Dentre as grandes figuras do período de formação analítica e de constituição do pensamento de Betty Joseph - que, acreditamos, tiveram influência direta ou indireta sobre ela -, vale mencionar que lá estava naturalmente Melanie Klein, tanto como autora singular quanto em suas controvérsias com Anna Freud e seu grupo. Edward Glover, que inicialmente apoiou o pensamento de Klein, merece menção, a nosso ver, por algumas de suas ideias que marcaram o debate sobre a contratransferência. Glover desde o início dos anos trinta insistia que aquilo que pesa sobre a vida mental do paciente também pesa sobre a vida mental do analista. Ele ainda se refere a como o paciente pressiona seu analista em uma tentativa de recrutá-lo para atuar alguns papéis neuróticos. Não estamos sugerindo que Glover influenciou diretamente Joseph, e sim que a temática do convite para a ação flutuava no ar da cultura analítica daquela época. Alice e Michel Balint enfatizavam que tudo aquilo que cerca o analista em seu consultório revela algo singular sobre sua personalidade, e estas percepções afetam a natureza da relação que o paciente estabelece com ele e os papéis que, assim, o paciente atribuiria ao analista na sessão. Michel Balint foi o primeiro analista de Joseph a partir dos anos quarenta. Depois ela se analisou com Paula Heimann. Betty Joseph (2001) diz, entretanto, que não se recorda de qualquer possível uso que Heimann pudesse sugerir do conceito de contratransferência em sua análise pessoal.

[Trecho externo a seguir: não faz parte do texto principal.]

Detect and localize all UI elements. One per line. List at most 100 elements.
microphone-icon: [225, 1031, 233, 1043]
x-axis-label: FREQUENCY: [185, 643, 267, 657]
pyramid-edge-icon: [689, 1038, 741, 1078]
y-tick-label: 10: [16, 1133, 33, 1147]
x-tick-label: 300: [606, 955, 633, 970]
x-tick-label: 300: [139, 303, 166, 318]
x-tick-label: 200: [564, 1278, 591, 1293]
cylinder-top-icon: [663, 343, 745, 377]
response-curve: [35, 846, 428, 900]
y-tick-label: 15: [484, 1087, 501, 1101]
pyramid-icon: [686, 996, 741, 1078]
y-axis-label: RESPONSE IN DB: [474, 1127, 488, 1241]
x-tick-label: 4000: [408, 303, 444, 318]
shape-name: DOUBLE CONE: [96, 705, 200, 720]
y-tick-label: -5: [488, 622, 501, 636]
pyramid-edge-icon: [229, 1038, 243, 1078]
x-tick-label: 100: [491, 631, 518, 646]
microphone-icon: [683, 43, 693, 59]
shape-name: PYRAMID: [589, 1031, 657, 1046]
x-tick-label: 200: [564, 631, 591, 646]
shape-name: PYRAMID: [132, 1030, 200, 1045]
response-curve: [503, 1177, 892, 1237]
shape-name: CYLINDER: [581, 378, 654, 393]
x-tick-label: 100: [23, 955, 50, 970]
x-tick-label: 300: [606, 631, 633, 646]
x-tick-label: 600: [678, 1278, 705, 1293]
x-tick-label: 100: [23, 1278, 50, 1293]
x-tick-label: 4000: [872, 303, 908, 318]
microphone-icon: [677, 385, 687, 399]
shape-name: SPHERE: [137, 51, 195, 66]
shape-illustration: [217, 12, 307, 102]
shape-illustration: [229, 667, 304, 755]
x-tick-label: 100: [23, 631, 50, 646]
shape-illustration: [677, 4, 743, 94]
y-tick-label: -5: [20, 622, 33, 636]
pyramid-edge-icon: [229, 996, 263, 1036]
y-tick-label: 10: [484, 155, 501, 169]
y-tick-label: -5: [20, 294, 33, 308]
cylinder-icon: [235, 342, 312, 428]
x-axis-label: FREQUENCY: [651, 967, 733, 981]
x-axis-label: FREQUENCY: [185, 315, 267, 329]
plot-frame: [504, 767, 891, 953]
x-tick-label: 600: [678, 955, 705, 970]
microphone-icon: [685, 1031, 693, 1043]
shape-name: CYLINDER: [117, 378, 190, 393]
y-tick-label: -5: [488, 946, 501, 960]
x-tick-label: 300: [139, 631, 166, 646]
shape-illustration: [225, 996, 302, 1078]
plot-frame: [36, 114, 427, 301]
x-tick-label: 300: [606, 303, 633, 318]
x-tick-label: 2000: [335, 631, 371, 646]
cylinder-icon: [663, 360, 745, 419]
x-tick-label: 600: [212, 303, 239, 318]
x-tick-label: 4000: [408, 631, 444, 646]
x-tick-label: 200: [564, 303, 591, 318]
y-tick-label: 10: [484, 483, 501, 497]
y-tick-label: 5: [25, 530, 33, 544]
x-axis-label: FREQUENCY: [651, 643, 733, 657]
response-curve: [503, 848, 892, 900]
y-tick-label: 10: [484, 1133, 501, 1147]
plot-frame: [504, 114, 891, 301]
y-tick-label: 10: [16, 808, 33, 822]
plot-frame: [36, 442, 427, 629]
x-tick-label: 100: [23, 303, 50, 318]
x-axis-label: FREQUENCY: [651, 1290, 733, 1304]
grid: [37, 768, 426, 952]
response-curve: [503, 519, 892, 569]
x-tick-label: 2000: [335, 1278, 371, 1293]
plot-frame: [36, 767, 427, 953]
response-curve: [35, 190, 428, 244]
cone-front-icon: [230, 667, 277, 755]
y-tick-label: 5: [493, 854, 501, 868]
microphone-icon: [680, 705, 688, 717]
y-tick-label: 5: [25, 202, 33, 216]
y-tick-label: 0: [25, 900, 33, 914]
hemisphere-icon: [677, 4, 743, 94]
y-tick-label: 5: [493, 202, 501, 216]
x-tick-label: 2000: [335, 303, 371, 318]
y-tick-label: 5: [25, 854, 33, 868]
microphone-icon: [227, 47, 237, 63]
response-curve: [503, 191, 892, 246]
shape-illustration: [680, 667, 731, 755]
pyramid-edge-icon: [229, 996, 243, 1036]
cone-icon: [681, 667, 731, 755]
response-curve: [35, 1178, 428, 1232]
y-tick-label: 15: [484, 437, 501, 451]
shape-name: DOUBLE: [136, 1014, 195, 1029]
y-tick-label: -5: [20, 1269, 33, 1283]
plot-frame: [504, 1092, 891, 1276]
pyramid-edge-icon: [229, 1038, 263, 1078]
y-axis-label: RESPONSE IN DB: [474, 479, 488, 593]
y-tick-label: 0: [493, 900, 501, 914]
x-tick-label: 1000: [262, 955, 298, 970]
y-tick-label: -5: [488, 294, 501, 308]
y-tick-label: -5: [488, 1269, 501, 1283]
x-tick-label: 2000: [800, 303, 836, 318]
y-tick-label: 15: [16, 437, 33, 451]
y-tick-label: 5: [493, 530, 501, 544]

Betty Joseph foi colega de Bion e de Money-Kyrle durante o período de sua formação. Ambos eram mais velhos e participavam da formação tanto como candidatos (sobretudo durante os seminários clínicos) quanto como professores e lá estavam devido a uma prévia interrupção de suas formações durante a guerra. Nesse período Betty Joseph se aproximou bastante de Bion, em uma relação de amizade que cresceu ao longo de suas vidas e se estendeu a sua família. Neste ambiente conviviam também Paula Heimann (segunda analista de Betty Joseph), Ella Sharpe (com quem teve algumas supervisões), Joan Riviere (que conhecia pouco, mas com quem também teve algumas supervisões), Hanna Segal (também sua supervisora), Herbert Rosenfeld, Donald e Clare Winnicott (com quem trabalhou certo tempo) e alguns outros. John Rickman (primeiro analista de Bion), Fairbanks e Charles Rycroft eram presenças mais distantes, embora seguramente colorissem o clima intelectual da Sociedade Britânica. Charles Rycroft é um analista pouco mencionado na literatura, ainda que tenha tido um impacto no pensamento psicanalítico de seu tempo. Seu artigo, apresentado em 1956, "The Nature and Function of the Analyst's Communication to the Patient" constituiu um marco na época. Neste trabalho Rycroft acentua claramente seu ponto de vista de que a inter-relação entre paciente e analista, marcada pelos meios de comunicação que lhe estão disponíveis (identificação projetiva, dentre outros), influencia a estrutura mental de ambos. Afirma claramente, a seguir, que afeto não é só descarga, mas principalmente comunicação, e chega muito perto de dizer que o afeto projetado no analista é uma representação do inconsciente do paciente. Também foi provavelmente um dos responsáveis pelo destaque que se passou a dar à natureza da experiência emocional em curso na sessão tanto no que tange ao paciente quanto ao analista.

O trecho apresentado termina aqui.